For too long such offenses met with “acquiescence” in Washington, he said. “We’re saying, no, that’s not cool. We call it out.”
He urged the Palestinians instead to “look inward,” saying the Trump administration’s toughness toward them was meant to signal that “the world isn’t going to stop turning” and that they did not “have a veto on progress.”
He said the Palestinians had benefited, for example, from the view that they needed to agree before the United States could recognize Jerusalem as Israel’s capital.
That, he said, gave them “an amount of leverage that makes it almost impossible to negotiate a deal.”
Under the Oslo Accords, the Palestinians and Israel agreed that the status of Jerusalem would be negotiated by both parties in a final peace agreement.
Mr. Friedman said the push for a peace plan was motivated by the belief that the dangers confronting Israel — in Lebanon, Syria, Gaza and Iran — were far greater than when the Oslo peace process began in the early 1990s. “The absolute last thing the world needs is a failed Palestinian state between Israel and Jordan,” he said.
He said he did not believe the plan would promote a violent reaction among the Palestinians, and said the United States would coordinate closely with Jordan, which could face unrest among its large Palestinian population over a plan perceived as overly favorable to Israel.
He added that the plan would not be released if the administration believed it would do more harm than good. “We don’t want to make things worse,” he said. “Our goal is not to show how smart we are at the expense of people’s safety.”

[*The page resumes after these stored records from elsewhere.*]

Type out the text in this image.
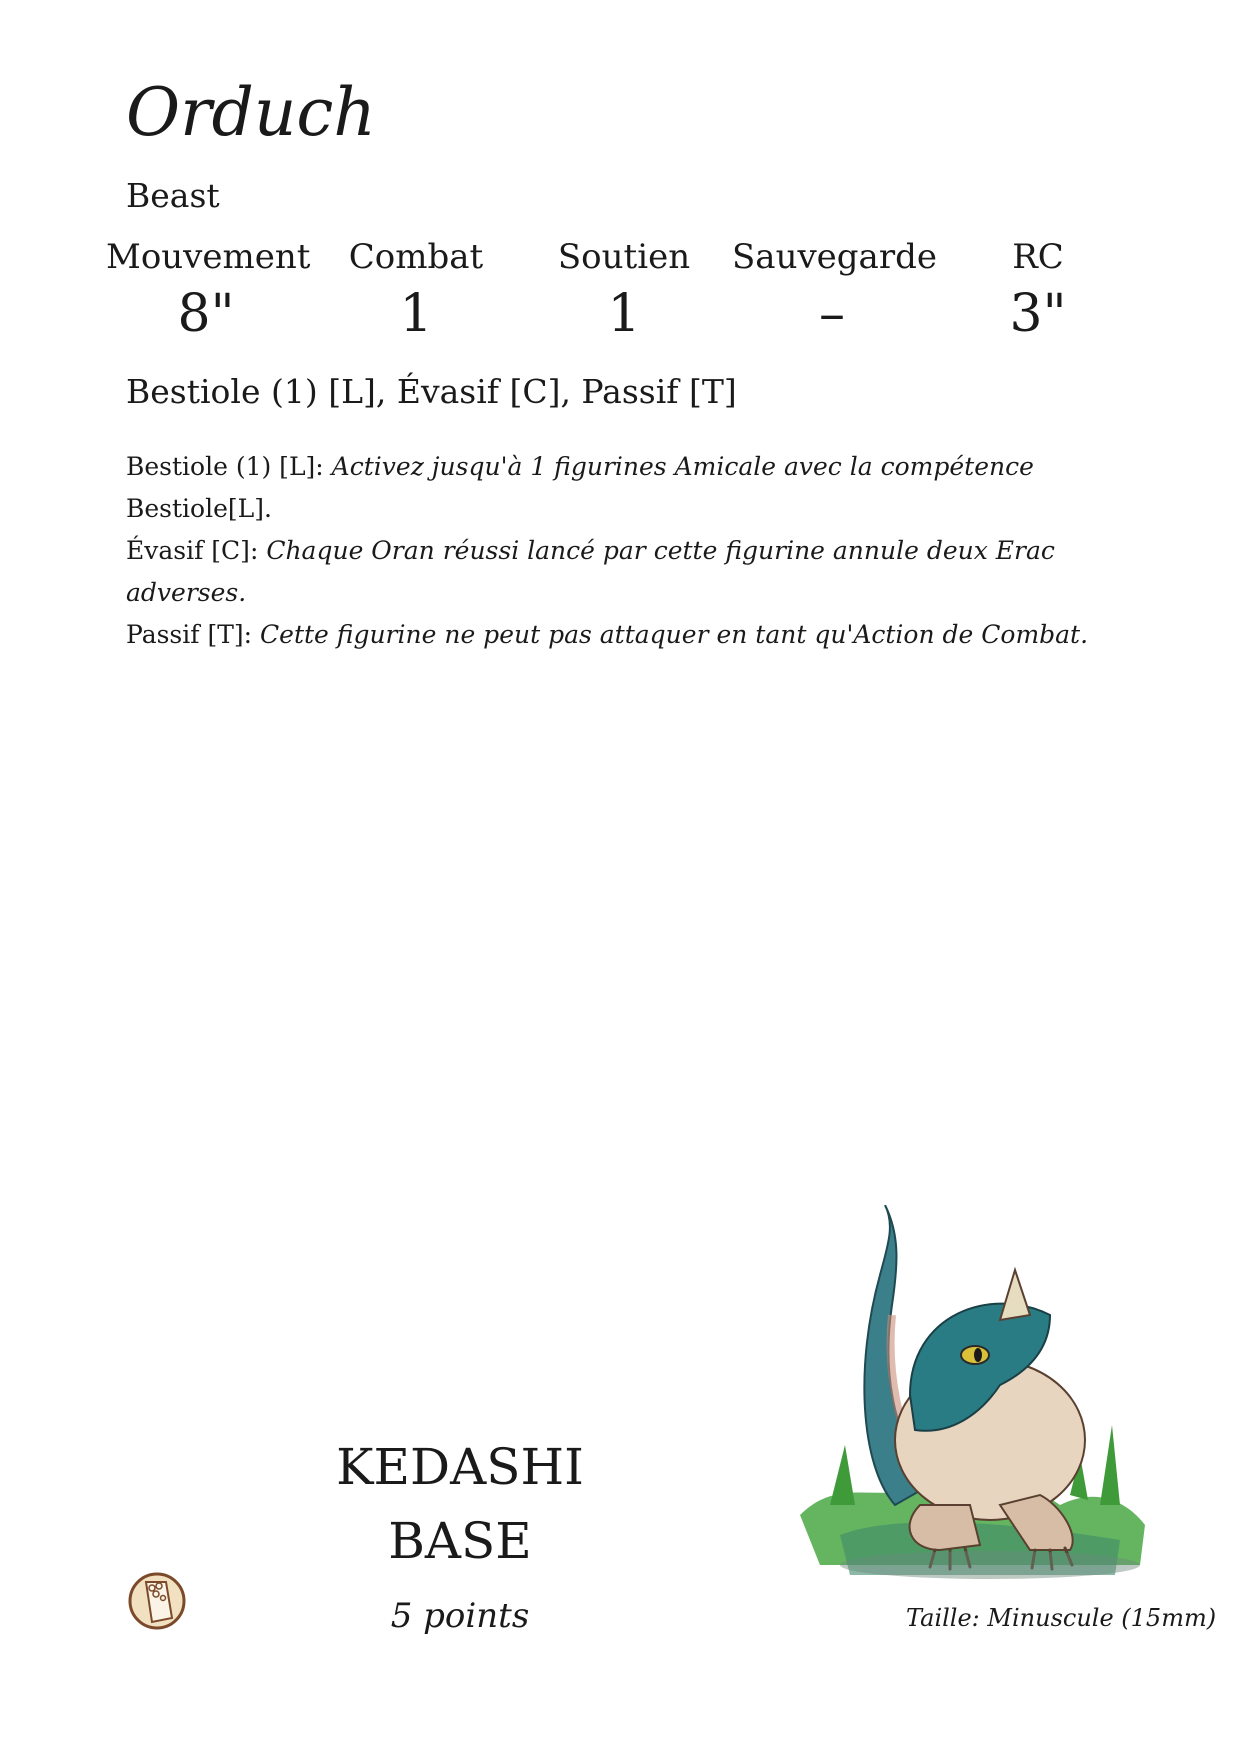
Orduch
Beast
Mouvement
8"
Combat
1
Soutien
1
Sauvegarde
–
RC
3"
Bestiole (1) [L], Évasif [C], Passif [T]

Bestiole (1) [L]: Activez jusqu'à 1 figurines Amicale avec la compétence

Bestiole[L].

Évasif [C]: Chaque Oran réussi lancé par cette figurine annule deux Erac adverses.

Passif [T]: Cette figurine ne peut pas attaquer en tant qu'Action de Combat.

KEDASHI
BASE
5 points	Taille: Minuscule (15mm)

As for whether the plan envisions a Palestinian state, he said, “What’s a state?”
Israel retaining security control in the West Bank should not be an impediment, he argued: Just as American troops are stationed in Germany, Japan and Korea, “places where we were at war with that nation before we left our troops there,” he said, “having boots on the ground is not antithetical to peace.”

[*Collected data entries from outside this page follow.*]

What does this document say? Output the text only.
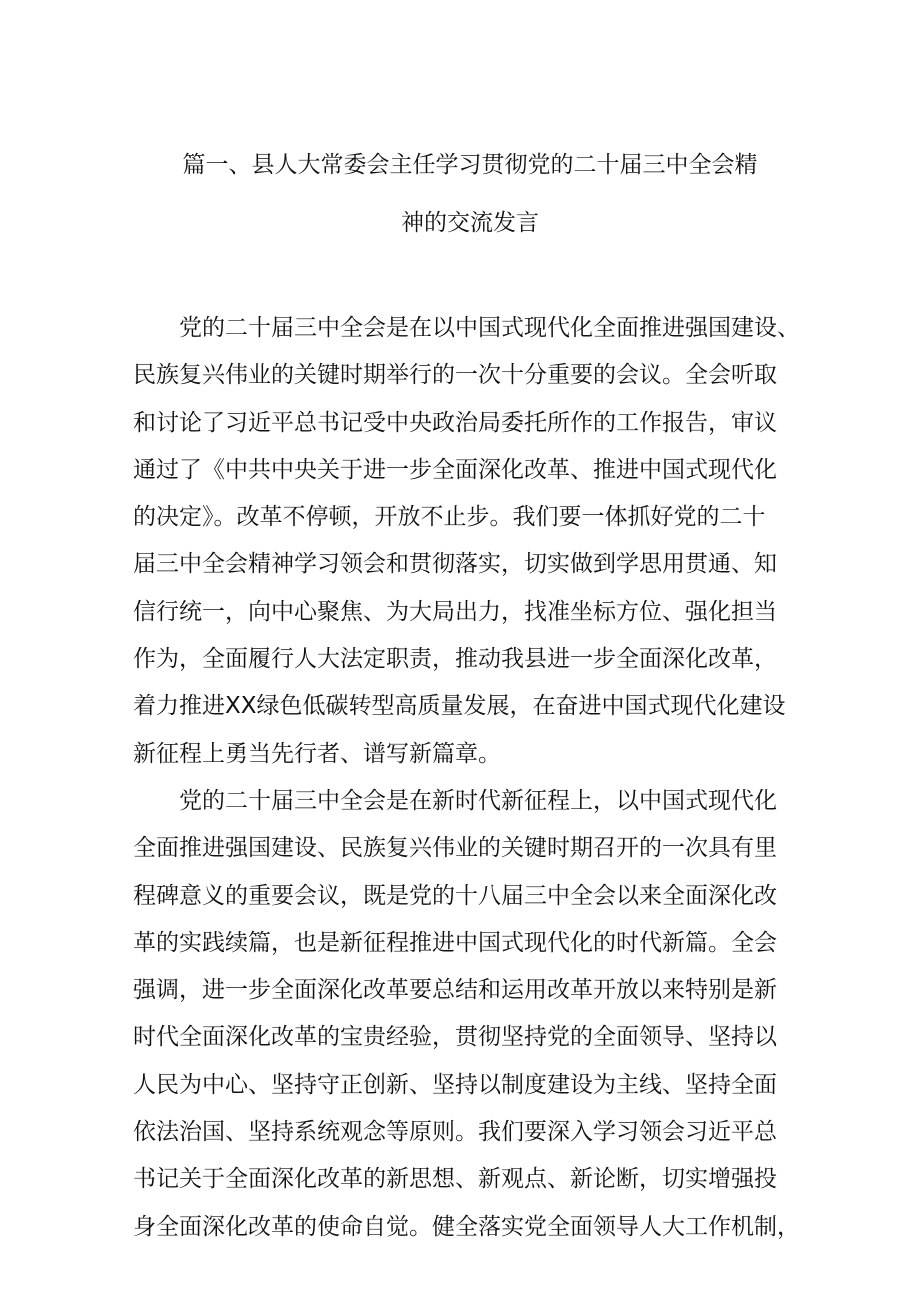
篇一、县人大常委会主任学习贯彻党的二十届三中全会精
神的交流发言
党的二十届三中全会是在以中国式现代化全面推进强国建设、
民族复兴伟业的关键时期举行的一次十分重要的会议。全会听取
和讨论了习近平总书记受中央政治局委托所作的工作报告，审议
通过了《中共中央关于进一步全面深化改革、推进中国式现代化
的决定》。改革不停顿，开放不止步。我们要一体抓好党的二十
届三中全会精神学习领会和贯彻落实，切实做到学思用贯通、知
信行统一，向中心聚焦、为大局出力，找准坐标方位、强化担当
作为，全面履行人大法定职责，推动我县进一步全面深化改革，
着力推进XX绿色低碳转型高质量发展，在奋进中国式现代化建设
新征程上勇当先行者、谱写新篇章。
党的二十届三中全会是在新时代新征程上，以中国式现代化
全面推进强国建设、民族复兴伟业的关键时期召开的一次具有里
程碑意义的重要会议，既是党的十八届三中全会以来全面深化改
革的实践续篇，也是新征程推进中国式现代化的时代新篇。全会
强调，进一步全面深化改革要总结和运用改革开放以来特别是新
时代全面深化改革的宝贵经验，贯彻坚持党的全面领导、坚持以
人民为中心、坚持守正创新、坚持以制度建设为主线、坚持全面
依法治国、坚持系统观念等原则。我们要深入学习领会习近平总
书记关于全面深化改革的新思想、新观点、新论断，切实增强投
身全面深化改革的使命自觉。健全落实党全面领导人大工作机制，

He said he did not know when the plan would be released, but would welcome the chance to promote and defend it.
“Maybe they won’t take it, maybe it doesn’t meet their minimums,” he said. “We’re relying upon the fact that the right plan, for the right time, will get the right reaction over time.”

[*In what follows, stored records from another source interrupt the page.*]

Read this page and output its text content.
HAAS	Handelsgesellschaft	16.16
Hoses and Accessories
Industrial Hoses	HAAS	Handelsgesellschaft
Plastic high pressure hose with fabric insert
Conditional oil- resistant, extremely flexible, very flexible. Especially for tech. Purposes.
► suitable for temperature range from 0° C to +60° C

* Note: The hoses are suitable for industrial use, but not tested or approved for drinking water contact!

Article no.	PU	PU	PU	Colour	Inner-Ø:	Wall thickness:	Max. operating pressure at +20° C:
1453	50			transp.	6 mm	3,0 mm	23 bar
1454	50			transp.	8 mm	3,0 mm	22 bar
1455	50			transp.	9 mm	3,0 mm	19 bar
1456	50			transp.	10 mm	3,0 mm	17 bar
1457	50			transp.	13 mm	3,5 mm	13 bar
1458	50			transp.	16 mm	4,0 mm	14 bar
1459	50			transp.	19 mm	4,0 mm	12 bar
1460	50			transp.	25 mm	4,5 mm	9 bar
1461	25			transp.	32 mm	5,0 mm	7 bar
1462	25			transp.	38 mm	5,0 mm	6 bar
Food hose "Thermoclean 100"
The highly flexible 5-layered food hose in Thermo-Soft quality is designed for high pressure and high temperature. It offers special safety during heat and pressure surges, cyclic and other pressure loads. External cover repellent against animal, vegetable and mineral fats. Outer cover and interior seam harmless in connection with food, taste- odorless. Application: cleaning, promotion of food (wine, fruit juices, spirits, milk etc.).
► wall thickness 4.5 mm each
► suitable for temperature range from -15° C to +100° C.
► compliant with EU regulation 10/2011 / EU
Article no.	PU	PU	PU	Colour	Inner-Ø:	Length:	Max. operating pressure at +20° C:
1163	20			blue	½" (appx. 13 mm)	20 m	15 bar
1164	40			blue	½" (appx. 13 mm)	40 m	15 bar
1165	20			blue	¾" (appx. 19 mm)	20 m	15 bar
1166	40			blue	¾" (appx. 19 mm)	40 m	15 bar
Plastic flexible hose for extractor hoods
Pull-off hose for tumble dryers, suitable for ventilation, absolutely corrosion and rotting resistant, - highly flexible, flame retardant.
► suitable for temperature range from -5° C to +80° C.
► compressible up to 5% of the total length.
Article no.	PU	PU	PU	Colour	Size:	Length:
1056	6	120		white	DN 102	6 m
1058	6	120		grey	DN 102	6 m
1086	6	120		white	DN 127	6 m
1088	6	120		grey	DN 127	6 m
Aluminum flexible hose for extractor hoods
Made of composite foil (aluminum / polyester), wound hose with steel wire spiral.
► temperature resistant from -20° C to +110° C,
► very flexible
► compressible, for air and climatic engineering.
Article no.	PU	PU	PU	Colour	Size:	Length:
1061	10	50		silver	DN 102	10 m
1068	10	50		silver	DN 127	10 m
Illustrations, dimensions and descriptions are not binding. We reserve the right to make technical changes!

But he did not chart a clear path to a deal given the likely resistance of Mr. Abbas. “It has to capture the imagination of the Palestinian people,” Mr. Friedman said. “Then things have to just take their course.”
Asked what that meant, he reached for a comparison to corporate restructuring, his legal specialty.
“We would put out a plan, and everybody would scream and yell and say this is no good, that’s no good,” he said. “And if you took everybody’s views at face value you’d just put it back in the drawer and curl up into a ball. But that’s not the way the world works.”
People will “posture” and “complain,” then analyze and “poll their people,” determine their options, and try to get a “more palatable” offer, he said.
“I’ve solved some pretty insoluble problems over my career,” he said, “and that’s how they get solved.”